Jurnalis yang sudah menunggunya sejak siang mendekati Farizal saat pria itu keluar. Dia tak menjawab berbagai pertanyaan yang diajukan wartawan. Dia hanya mengaku sedang sakit di bagian kaki.
Farizal terus menghindari wartawan hingga ke pinggir jalan raya depan gedung KPK. Dia lantas masuk ke tengah-tengah kendaraan yang terkena macet. Para pengendara mobil dan sepeda motor membunyikan klakson. Farizal sempat berhenti di pintu sebuah taksi, namun dia memilih ke tepi jalan dan masuk lagi ke gedung KPK.
Dia lalu diantar petugas keamanan ke dalam lobi.
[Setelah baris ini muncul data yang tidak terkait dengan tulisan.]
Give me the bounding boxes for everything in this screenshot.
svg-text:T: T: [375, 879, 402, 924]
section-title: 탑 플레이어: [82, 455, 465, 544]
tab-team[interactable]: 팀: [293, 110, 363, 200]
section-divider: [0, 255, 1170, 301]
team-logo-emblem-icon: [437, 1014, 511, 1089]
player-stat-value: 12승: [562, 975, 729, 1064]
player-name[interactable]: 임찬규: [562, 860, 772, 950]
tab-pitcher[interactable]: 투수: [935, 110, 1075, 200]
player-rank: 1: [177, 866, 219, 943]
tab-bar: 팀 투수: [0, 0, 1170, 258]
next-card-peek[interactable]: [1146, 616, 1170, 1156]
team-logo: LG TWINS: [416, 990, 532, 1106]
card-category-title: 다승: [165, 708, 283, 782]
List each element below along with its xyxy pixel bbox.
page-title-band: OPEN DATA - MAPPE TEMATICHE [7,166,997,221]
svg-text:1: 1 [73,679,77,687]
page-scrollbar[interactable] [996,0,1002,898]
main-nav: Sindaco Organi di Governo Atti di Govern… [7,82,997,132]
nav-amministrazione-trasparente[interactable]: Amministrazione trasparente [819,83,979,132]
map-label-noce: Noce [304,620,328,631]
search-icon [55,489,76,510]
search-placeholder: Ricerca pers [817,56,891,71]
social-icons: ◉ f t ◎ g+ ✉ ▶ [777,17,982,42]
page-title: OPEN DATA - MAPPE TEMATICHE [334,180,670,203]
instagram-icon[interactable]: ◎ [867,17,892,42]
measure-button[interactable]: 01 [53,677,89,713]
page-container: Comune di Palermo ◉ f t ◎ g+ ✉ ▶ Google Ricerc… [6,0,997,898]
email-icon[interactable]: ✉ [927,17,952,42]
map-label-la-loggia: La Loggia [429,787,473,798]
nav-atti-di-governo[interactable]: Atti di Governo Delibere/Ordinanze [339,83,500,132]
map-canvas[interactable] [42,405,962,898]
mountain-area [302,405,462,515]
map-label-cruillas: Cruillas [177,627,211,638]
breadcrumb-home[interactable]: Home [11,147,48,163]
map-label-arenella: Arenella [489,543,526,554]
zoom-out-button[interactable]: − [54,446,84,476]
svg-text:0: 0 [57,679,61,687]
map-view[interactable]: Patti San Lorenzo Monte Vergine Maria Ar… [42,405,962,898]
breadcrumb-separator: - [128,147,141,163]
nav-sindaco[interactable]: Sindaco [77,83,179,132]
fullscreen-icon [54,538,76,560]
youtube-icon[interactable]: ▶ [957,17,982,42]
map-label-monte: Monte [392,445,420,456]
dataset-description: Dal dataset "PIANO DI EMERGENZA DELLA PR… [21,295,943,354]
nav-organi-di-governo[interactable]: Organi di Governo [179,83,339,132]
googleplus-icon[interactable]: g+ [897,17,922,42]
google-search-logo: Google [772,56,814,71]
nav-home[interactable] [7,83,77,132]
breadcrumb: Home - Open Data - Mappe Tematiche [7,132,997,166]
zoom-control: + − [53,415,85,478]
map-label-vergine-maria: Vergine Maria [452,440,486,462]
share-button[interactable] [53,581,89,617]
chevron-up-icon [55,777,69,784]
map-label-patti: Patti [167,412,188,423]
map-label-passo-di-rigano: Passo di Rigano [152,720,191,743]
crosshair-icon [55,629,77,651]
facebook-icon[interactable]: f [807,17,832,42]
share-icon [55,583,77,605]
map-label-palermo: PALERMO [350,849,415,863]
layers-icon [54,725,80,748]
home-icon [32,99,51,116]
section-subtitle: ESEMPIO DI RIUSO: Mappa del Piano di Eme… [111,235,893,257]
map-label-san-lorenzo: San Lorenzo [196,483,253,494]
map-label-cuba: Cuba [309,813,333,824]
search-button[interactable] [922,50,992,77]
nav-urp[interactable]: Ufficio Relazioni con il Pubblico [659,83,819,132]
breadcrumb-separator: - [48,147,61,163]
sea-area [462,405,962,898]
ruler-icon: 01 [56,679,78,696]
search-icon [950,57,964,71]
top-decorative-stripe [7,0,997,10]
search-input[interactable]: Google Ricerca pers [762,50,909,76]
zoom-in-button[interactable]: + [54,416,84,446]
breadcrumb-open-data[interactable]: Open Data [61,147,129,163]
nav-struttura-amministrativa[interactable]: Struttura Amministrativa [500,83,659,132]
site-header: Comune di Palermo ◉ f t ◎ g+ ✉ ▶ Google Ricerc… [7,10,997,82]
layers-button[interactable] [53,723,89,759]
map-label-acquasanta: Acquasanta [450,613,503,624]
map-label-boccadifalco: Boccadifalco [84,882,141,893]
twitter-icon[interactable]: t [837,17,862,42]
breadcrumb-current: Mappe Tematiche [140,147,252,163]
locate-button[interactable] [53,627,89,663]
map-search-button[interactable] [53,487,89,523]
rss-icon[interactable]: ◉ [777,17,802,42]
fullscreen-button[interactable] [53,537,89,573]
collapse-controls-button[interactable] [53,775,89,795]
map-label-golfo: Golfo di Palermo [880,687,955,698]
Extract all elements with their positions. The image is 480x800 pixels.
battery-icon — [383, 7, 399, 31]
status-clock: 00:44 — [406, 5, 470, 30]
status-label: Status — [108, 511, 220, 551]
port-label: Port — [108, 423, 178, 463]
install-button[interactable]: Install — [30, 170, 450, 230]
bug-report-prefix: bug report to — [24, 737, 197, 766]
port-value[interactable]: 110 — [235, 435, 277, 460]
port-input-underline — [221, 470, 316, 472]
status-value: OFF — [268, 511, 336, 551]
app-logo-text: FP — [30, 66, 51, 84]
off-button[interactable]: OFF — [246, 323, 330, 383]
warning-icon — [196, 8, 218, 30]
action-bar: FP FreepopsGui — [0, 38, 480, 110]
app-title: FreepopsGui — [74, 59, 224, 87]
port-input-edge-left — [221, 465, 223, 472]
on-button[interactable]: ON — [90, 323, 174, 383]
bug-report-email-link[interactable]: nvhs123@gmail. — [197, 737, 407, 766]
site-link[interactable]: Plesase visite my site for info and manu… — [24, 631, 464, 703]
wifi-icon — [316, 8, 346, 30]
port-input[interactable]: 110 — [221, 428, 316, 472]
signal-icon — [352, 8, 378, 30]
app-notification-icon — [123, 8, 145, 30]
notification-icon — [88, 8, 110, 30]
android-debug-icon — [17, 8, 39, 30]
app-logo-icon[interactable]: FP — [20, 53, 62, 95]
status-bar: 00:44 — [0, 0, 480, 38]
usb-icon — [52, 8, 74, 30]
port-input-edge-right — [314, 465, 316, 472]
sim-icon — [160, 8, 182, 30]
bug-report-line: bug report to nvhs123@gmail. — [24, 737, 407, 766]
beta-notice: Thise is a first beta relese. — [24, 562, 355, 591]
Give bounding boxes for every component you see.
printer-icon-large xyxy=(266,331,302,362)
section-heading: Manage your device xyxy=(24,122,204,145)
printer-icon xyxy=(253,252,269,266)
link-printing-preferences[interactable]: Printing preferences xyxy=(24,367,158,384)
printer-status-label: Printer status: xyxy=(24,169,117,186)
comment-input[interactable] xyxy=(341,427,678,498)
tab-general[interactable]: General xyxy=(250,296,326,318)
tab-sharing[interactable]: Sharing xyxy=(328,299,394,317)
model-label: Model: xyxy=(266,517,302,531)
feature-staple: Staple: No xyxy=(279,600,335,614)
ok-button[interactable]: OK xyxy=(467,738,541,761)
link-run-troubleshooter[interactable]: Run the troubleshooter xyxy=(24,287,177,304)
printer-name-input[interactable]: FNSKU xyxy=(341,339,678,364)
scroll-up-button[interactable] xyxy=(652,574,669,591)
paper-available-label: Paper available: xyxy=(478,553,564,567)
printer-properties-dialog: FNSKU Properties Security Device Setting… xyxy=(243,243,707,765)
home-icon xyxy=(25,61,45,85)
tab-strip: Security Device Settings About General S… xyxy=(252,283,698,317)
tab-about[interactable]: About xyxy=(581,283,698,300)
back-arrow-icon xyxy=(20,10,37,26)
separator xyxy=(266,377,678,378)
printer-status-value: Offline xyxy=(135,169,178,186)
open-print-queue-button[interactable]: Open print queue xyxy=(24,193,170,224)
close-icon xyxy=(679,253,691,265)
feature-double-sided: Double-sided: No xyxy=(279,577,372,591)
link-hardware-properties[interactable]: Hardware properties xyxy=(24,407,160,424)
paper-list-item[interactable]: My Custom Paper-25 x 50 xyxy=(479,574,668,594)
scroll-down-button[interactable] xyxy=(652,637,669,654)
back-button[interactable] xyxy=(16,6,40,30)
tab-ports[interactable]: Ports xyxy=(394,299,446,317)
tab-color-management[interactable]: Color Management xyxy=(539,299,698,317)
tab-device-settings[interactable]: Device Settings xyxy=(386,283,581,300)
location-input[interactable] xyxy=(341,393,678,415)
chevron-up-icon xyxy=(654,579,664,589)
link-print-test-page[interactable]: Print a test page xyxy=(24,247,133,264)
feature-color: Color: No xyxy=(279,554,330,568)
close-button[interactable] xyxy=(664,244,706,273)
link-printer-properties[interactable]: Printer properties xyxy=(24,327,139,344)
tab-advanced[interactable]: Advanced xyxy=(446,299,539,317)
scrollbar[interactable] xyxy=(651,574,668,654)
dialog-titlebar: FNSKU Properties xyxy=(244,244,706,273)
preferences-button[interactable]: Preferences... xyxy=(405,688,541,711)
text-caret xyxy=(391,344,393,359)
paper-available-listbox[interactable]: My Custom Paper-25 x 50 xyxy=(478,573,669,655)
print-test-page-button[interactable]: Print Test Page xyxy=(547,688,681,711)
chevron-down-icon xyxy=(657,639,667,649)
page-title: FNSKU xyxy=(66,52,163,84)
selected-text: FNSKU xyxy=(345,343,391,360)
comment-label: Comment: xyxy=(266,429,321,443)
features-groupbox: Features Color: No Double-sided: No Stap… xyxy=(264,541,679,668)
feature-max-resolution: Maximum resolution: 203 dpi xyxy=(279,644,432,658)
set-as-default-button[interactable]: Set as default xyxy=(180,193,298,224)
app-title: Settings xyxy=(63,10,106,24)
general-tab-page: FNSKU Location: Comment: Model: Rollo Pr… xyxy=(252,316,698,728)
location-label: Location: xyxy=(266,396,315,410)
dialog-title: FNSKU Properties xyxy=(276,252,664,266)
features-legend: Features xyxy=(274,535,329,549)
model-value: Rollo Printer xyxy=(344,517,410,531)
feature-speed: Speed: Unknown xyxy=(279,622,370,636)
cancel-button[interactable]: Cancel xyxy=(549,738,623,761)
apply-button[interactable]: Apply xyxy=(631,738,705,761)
Ketika duduk di kursi lobi, Farizal menatap keluar kaca tampak mencari sesuatu. Pada waktu datang ke KPK siang tadi, Farizal diantar oleh tim dari Jaksa Agung Muda Pengawasan Kejaksaan Agung.
Nama jaksa Farizal muncul setelah KPK menangkap Xaveriandy dan istrinya, serta Ketua Dewan Perwakilan Daerah RI, Irman Gusman, Sabtu, 17 September lalu. Xaveriandy diduga menyuap Irman. Dia diduga meminta Irman mempengaruhi Bulog agar dia mendapat tambahan distribusi gula impor.
Belakangan muncul informasi bahwa Xaveriandy saat ini berstatus tahanan kota dan menjadi terdakwa kasus gula impor tanpa Standar Nasional Indonesia (SNI) di Sumatera Barat. Farizal adalah jaksa penuntut umum yang menangani perkaranya. KPK menyangka Farizal telah menerima suap dari Xaveriandy.
Inspektur Muda Jaksa Agung Muda Pengawas, Wito, Farizal juga diperiksa oleh Kejaksaan Agung terkait kode etik profesi. Menurut Wito, Farizal bisa terancam diberhentikan jika ketahuan melanggar etik. Kepala Pusat Penerangan Hukum Kejaksaan Agung, Mohammad Rum, mengatakan Farizal tidak pernah menghadiri persidangan perkara Xaveriandy. "Dia membantu terdakwa membuat eksepsi," ujar Rum di Kejaksaan Agung.